Abstract. Water resources in cold regions in western Canada face severe risks posed by anthropogenic global warming as evapotranspiration increases and precipitation regimes shift. Although understanding the water cycle is key in addressing climate change issues, it is difficult to obtain high spatial and temporal resolution observations of hydroclimatic processes, especially in remote regions. Climate models are useful tools for dissecting and diagnosing these processes, especially, convection-permitting (CP) high-resolution regional climate simulation provides advantages over lower-resolution models by explicitly representing convection. In addition to better representing convective systems, higher spatial resolution also better represents topography and mountain meteorology, and highly heterogeneous geophysical features. However, there is little work with convection-permitting regional climate models conducted over western Canada. Focusing on the Mackenzie and Saskatchewan river basins, this study investigated the surface water budget and atmospheric moisture balance in historical and RCP8.5 projections using 4-km CP Weather Research and Forecast (WRF). We compared the high-resolution 4-km CP WRF and three common reanalysis datasets: NARR, JRA-55, and ERA-Interim. High-resolution WRF out-performs the reanalyses in balancing the surface water budget in both river basins with much lower residual terms.
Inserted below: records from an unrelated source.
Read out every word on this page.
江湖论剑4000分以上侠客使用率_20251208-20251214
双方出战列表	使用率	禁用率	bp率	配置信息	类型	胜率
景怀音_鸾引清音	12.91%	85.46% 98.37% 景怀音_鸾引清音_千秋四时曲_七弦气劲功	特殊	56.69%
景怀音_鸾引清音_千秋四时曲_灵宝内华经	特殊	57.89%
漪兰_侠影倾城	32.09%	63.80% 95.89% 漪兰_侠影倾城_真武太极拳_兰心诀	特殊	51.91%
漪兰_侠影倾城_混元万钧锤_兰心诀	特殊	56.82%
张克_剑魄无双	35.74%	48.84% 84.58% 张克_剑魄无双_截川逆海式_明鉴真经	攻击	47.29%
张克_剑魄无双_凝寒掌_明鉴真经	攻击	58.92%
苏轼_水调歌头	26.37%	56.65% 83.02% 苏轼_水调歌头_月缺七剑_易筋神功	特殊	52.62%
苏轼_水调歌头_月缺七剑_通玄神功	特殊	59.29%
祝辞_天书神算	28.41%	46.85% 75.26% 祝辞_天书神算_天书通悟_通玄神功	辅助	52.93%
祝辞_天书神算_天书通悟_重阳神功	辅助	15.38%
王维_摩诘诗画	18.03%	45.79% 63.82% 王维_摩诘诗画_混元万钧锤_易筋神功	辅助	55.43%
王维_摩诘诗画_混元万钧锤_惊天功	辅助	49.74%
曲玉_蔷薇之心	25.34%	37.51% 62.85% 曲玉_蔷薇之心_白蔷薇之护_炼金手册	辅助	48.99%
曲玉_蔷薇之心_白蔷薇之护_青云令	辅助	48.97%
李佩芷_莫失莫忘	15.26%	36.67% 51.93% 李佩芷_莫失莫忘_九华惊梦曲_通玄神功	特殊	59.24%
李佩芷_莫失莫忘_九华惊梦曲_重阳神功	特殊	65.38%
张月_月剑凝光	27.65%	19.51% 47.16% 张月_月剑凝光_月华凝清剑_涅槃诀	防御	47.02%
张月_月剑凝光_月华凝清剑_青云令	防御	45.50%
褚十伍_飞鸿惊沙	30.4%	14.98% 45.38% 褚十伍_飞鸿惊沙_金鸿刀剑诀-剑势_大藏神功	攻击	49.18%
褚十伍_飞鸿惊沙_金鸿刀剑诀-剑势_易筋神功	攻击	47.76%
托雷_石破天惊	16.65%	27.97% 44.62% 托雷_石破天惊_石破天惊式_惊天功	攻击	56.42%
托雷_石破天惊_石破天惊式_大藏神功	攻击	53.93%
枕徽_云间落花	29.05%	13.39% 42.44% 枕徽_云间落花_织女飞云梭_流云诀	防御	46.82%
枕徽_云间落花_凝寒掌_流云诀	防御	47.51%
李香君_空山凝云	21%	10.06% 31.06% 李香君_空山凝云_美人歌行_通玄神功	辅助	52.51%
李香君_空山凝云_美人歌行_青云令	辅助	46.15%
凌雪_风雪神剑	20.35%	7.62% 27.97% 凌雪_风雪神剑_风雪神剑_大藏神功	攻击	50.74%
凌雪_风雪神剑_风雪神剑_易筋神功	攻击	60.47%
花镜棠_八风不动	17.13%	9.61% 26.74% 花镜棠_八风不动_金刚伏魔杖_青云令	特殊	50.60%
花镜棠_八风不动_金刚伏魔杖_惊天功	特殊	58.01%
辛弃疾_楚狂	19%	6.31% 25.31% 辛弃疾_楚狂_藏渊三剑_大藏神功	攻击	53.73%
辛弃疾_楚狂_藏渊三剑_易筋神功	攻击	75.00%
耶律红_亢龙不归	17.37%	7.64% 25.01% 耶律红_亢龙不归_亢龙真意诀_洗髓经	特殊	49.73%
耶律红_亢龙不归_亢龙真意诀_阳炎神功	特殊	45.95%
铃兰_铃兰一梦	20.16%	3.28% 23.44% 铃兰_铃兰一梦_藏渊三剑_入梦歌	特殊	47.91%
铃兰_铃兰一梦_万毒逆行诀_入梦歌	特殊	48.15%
For the pseudo-global warming scenario at the end of the 21st century with RCP8.5 radiative forcing, both the Mackenzie and Saskatchewan river basins show increases in the amplitude for precipitation and evapotranspiration and a decrease in runoff. The Saskatchewan river basin shows a moderate increase of precipitation in the west and a small decrease in the east. Combined with a significant increase of evapotranspiration in a warmer climate, the Saskatchewan river basin would have a larger deficit of water resources than in the current climate based on the PGW simulation. The high-resolution simulation also shows the difference of atmospheric water vapour balance in the two river basins is due to flow orientation and topography differences at the western boundaries of the two basins. The sensitivity of water vapour balance to fine-scale topography and atmospheric processes shown in this study demonstrates that high-resolution dynamical downscaling is important for large-scale water balance and hydrological cycles.
Sopan Kurkute, Zhenhua Li, Yanping Li, and Fei Huo. 2019. Assessment and Projection of Water Budget over Western Canada using Convection Permitting WRF Simulations.